Lorna Salazar’s son, Ryan Salazar, joined his mother at the shrine to visit the graves of his great-great-grandparents.
“It feels really good to have such deep roots here,” said Ryan Salazar, one of three candidates vying for the Democratic nomination in state House District 46.
He has never done the pilgrimage, he said, but he remembers sitting outside his grandmother’s house as a child, watching people march toward the shrine.
“You didn’t really know the significance of it as a kid, but now that I’m getting older, I really appreciate it,” he added.
Jesus de los Santos is a regular visitor at the shrine on Holy Week. He first visited in 1984; he returned in 1992 and has been making the pilgrimage every year since then.

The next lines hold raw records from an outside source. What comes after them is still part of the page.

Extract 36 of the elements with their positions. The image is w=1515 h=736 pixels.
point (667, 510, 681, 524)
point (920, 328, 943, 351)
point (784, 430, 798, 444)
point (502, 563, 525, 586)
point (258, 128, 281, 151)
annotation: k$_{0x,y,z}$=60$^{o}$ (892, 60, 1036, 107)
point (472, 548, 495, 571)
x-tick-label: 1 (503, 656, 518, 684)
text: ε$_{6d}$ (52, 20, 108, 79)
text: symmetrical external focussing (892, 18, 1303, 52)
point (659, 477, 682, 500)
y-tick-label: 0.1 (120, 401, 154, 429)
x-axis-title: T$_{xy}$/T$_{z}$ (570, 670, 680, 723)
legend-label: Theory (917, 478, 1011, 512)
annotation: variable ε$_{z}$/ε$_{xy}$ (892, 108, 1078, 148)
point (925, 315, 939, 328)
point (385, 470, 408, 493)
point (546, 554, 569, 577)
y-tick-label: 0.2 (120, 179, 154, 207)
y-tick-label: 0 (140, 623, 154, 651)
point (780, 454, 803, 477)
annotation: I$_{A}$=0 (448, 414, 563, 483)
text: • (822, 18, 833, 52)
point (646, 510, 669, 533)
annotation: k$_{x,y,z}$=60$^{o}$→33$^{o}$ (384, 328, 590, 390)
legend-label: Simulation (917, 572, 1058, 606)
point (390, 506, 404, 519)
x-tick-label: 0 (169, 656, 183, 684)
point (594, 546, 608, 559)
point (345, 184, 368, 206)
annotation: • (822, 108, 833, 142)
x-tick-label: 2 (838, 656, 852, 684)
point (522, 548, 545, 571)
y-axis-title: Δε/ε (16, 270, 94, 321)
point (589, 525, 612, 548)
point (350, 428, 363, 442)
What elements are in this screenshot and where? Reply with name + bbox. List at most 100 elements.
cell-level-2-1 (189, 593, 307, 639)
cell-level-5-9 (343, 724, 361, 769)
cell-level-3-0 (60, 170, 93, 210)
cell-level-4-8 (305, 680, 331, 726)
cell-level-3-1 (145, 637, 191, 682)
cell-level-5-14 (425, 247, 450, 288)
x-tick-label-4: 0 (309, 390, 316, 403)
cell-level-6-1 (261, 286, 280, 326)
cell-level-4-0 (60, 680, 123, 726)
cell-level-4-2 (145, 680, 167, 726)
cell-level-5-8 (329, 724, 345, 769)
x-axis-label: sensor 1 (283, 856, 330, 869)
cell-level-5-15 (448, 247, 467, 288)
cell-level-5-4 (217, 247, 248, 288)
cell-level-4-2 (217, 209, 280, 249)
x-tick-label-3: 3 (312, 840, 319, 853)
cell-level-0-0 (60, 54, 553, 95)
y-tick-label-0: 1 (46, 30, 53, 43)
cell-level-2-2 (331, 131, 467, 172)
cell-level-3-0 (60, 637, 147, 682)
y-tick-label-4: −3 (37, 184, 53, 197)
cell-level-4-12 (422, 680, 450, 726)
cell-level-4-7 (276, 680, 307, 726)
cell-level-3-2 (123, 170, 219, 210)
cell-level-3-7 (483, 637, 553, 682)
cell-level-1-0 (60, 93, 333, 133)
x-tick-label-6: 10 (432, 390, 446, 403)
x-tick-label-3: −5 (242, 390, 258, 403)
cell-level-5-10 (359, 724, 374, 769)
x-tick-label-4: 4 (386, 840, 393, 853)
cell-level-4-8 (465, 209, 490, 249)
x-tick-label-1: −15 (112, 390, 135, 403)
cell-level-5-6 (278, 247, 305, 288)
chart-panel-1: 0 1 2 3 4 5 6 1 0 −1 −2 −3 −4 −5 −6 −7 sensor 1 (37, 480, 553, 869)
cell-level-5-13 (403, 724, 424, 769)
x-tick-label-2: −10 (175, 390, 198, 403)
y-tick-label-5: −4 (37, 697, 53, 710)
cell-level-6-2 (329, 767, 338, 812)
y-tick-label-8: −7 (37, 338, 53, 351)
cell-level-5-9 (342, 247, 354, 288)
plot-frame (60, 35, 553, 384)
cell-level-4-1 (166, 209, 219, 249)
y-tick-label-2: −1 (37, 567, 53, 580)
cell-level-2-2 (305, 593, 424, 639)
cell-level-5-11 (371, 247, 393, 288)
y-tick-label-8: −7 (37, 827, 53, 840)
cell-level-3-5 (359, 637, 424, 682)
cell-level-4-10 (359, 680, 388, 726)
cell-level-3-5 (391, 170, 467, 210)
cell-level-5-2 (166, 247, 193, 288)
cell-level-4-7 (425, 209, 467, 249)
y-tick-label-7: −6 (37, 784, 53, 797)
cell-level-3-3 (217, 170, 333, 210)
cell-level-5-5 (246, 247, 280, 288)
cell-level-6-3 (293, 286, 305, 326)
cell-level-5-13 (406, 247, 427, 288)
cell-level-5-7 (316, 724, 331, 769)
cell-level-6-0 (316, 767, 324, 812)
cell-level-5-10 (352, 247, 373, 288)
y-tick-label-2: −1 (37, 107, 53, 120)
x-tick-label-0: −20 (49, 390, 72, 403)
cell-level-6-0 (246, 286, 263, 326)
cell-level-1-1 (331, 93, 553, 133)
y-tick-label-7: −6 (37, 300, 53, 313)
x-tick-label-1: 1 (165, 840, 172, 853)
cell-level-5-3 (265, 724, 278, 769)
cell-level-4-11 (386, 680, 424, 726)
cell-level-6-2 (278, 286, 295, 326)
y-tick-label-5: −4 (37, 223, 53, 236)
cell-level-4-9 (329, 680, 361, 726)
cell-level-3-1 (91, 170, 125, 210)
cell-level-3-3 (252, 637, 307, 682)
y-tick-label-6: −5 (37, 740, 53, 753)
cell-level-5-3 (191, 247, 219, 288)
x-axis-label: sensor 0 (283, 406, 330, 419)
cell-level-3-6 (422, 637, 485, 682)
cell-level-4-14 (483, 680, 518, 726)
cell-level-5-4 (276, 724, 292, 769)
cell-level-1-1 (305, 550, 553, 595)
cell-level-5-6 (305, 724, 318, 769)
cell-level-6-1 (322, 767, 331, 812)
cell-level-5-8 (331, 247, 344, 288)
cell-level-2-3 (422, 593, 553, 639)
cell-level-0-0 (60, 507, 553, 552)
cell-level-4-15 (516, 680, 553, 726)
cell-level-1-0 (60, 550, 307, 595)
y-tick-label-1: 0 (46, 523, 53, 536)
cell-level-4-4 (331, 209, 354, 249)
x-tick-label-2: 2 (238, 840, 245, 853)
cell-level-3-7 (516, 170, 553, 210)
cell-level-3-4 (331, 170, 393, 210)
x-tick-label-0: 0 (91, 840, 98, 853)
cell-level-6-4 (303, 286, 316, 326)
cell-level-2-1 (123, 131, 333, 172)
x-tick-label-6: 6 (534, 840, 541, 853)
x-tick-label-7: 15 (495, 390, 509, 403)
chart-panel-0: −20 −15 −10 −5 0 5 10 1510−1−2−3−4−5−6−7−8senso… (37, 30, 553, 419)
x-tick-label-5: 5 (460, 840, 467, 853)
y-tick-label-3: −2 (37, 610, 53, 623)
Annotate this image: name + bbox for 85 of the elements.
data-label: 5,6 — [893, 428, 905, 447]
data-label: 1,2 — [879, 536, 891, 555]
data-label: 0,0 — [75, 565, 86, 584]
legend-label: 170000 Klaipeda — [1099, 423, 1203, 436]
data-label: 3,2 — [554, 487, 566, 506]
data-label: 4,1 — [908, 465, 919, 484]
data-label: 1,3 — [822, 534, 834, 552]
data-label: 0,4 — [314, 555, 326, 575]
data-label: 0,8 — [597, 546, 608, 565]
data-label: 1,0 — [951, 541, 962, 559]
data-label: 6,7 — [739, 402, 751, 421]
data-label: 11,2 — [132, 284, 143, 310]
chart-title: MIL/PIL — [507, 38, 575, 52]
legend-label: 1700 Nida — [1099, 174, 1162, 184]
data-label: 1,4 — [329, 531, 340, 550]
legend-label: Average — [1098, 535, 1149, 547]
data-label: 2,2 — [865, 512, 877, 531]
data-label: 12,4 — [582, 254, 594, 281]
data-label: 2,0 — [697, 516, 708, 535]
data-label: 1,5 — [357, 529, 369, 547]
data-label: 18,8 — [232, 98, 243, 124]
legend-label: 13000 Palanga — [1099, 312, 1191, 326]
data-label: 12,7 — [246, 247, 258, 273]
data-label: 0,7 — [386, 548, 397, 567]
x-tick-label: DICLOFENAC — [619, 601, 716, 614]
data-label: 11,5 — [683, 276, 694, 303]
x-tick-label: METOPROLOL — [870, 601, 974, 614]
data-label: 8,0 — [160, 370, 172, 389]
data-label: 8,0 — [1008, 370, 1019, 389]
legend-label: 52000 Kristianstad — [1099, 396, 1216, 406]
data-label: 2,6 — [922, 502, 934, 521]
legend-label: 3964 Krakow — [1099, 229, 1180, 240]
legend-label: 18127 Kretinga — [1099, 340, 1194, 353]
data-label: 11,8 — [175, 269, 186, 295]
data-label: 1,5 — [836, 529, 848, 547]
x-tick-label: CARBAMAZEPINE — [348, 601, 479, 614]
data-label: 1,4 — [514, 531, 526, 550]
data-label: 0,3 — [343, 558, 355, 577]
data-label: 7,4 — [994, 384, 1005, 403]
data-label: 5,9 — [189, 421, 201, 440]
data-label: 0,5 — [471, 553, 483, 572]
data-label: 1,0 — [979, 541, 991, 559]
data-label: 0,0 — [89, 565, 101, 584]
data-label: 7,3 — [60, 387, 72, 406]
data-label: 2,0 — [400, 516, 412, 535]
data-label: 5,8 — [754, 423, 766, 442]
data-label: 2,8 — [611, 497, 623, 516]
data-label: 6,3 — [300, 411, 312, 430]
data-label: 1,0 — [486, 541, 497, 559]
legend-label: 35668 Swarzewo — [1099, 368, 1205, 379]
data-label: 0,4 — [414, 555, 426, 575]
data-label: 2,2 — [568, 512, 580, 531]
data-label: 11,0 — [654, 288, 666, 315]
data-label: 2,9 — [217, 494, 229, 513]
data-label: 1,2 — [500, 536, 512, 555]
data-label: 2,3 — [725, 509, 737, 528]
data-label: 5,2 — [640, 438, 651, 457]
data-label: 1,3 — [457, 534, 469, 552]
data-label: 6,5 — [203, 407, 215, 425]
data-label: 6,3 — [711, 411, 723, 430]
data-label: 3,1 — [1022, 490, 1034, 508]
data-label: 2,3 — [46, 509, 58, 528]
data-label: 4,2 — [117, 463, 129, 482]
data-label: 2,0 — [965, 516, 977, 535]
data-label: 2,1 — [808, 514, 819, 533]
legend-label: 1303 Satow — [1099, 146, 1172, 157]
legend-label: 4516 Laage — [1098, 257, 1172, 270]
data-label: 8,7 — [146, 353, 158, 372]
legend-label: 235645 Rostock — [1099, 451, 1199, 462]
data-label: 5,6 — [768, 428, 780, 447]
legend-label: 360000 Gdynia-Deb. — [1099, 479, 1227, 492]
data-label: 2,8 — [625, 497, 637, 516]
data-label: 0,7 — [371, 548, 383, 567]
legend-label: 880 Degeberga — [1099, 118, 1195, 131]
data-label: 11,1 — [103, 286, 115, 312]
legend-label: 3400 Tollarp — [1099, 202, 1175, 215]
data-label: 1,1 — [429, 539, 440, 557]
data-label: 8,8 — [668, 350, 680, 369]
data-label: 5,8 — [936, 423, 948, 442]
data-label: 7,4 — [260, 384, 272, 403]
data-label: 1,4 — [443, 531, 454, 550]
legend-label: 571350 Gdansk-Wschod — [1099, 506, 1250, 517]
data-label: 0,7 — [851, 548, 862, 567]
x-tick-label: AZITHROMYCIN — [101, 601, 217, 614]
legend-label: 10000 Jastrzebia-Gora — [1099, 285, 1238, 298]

De los Santos — also known by his Native American name, Mazatli — banged a small leather drum and burned incense as he made his way through the grounds. He and Roberto Mustrangelo came from Los Lunas; they walked 13 miles to the santuario from U.S. 84/285.
A small group gathered around the two men.
“Every one of you has four spirits with you,” de los Santos told the crowd in Spanish. “The spirit in front of you is your guide, the one behind you is your protector … to your left is the healing spirit … the other spirit to your right is the consoling spirit.”
De los Santos performs cleansing rituals and offers blessings to people of all religions, from Catholics to Buddhists. He refuses to take any payment, he said.
“I come to pray for those who could not be here today. I walk for those who cannot walk. I come to do limpias and to play my drum,” he said.
While de los Santos is a seasoned pilgrim, Friday was his companion’s first time taking part.
“I have never walked 13 miles,” Mustrangelo said. “It’s very spiritual because my fiancée and I are moving here, and things seem to be falling into place, and this is an amazing experience.”
Though he could not feel his feet, Mustrangelo said, he felt joy in his heart.
Many of the shrine’s visitors make the pilgrimage to honor someone they have lost. Mike Duran and Annette Tafoya sat beneath pink blossoming trees after their eight-mile trek to the shrine.
Duran, of Albuquerque, said he started the tradition eight years ago after he lost his son.
“We’ve been doing it ever since, except during COVID,” Duran said.
Tafoya, a Chimayó native, said the celebration was bittersweet this year after losing her mother at the beginning of the pandemic.
“She was born and raised here, so this was a big tradition for her,” Tafoya said. “Last time she was here, I actually pushed her in a wheelchair. … So, it was nice to be able to come back.”